|IBA official cocktail|
|Primary alcohol by volume||
|Served||Straight up; without ice|
|Standard drinkware||small glass|
|Preparation||Pour peach purée into chilled glass, add sparkling wine. Stir gently.|
|Notes||Traditionally a Bellini uses white peaches for the fruit.|
|Bellini recipe at International Bartenders Association|
The Bellini was invented sometime between 1934 and 1948 by Giuseppe Cipriani, founder of Harry's Bar in Venice, Italy. He named the drink the Bellini because its unique pink color reminded him of the toga of a saint in a painting by 15th-century Venetian artist Giovanni Bellini.
The drink started as a seasonal specialty at Harry's Bar, a favorite haunt of Ernest Hemingway, Sinclair Lewis and Orson Welles. Later, it also became popular at the bar's New York counterpart. After an entrepreneurial Frenchman set up a business to ship fresh white peach purée to both locations, it became a year-round favorite.
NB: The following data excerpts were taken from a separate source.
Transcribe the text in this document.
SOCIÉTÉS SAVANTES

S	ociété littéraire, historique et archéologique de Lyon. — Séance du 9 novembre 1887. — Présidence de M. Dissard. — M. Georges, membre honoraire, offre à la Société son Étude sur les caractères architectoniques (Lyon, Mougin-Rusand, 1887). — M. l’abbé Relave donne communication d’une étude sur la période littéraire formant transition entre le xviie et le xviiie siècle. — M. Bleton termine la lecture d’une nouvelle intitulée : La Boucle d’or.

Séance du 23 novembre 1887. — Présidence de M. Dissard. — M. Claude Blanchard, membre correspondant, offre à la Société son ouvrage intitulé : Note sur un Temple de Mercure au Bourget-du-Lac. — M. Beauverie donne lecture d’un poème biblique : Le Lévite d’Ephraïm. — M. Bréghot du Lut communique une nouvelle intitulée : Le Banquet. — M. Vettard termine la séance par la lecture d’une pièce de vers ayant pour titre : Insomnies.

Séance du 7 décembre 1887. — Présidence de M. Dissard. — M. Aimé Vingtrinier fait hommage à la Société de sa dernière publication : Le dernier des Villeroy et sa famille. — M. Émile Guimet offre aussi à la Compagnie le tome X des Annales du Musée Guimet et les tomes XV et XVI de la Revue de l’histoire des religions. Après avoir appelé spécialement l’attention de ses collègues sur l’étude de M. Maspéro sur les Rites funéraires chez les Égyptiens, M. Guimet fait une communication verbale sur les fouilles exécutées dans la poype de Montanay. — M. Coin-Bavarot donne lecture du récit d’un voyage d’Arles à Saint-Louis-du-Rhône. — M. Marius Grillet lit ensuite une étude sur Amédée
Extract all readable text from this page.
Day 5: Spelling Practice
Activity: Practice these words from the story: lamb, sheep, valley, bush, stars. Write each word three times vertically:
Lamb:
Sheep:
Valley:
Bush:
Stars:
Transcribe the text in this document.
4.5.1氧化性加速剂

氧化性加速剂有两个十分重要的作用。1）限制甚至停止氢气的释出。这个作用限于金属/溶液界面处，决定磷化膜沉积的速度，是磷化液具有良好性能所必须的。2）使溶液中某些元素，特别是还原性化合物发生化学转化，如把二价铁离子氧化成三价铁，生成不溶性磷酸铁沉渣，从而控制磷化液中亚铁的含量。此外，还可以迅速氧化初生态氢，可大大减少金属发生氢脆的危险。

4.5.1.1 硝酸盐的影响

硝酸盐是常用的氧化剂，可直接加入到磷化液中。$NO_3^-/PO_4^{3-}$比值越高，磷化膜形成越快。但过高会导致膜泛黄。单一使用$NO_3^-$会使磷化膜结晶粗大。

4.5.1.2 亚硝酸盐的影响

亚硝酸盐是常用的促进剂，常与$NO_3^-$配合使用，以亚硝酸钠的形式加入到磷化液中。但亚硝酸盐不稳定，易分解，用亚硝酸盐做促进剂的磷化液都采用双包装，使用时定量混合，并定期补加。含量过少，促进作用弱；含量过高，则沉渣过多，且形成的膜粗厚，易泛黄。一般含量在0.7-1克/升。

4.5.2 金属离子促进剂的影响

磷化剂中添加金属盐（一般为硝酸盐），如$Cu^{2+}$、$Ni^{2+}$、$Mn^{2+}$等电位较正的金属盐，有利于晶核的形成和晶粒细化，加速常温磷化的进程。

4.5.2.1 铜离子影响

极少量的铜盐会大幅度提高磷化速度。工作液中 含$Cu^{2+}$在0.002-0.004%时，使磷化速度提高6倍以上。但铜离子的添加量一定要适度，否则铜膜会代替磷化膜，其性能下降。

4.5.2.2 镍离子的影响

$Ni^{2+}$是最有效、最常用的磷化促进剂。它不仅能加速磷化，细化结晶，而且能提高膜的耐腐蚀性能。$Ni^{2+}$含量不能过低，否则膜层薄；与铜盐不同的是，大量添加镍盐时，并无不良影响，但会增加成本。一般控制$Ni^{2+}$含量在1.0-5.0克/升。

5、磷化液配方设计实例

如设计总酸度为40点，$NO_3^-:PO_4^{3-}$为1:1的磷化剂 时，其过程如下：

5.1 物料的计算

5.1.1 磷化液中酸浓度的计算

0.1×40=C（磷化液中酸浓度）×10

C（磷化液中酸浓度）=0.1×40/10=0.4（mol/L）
The Bellini is an IBA Official Cocktail. They also suggest a Puccini, replacing the peach purée with an equal amount of mandarin juice, a Rossini, which uses strawberry purée, or a Tintoretto, which is made with pomegranate juice.
Preparation and servingEdit
The Bellini consists of puréed white peaches and Prosecco, an Italian sparkling wine. Marinating fresh peaches in wine is an Italian tradition. The original recipe was made with a bit of raspberry or cherry juice to give the drink a pink glow. Due, in part, to the limited availability of both white peaches and Prosecco, several variations exist.
California produces a white peach that works well, and yellow peaches or peach nectar can be substituted, especially if peaches are out of season and the flavor would be very bland. Other fruits or even flavoured liqueurs (peach schnapps, for example) are sometimes substituted for the peach purée.
The Cipriani family produces Bellini Base for the signature cocktail of the Harry's Bar restaurants.
Other sparkling wines are commonly used in place of Prosecco, though richly flavored French champagne does not pair well with the light, fruity flavor of the Bellini. For a non-alcoholic version, sparkling juice or seltzer is used in place of the wine.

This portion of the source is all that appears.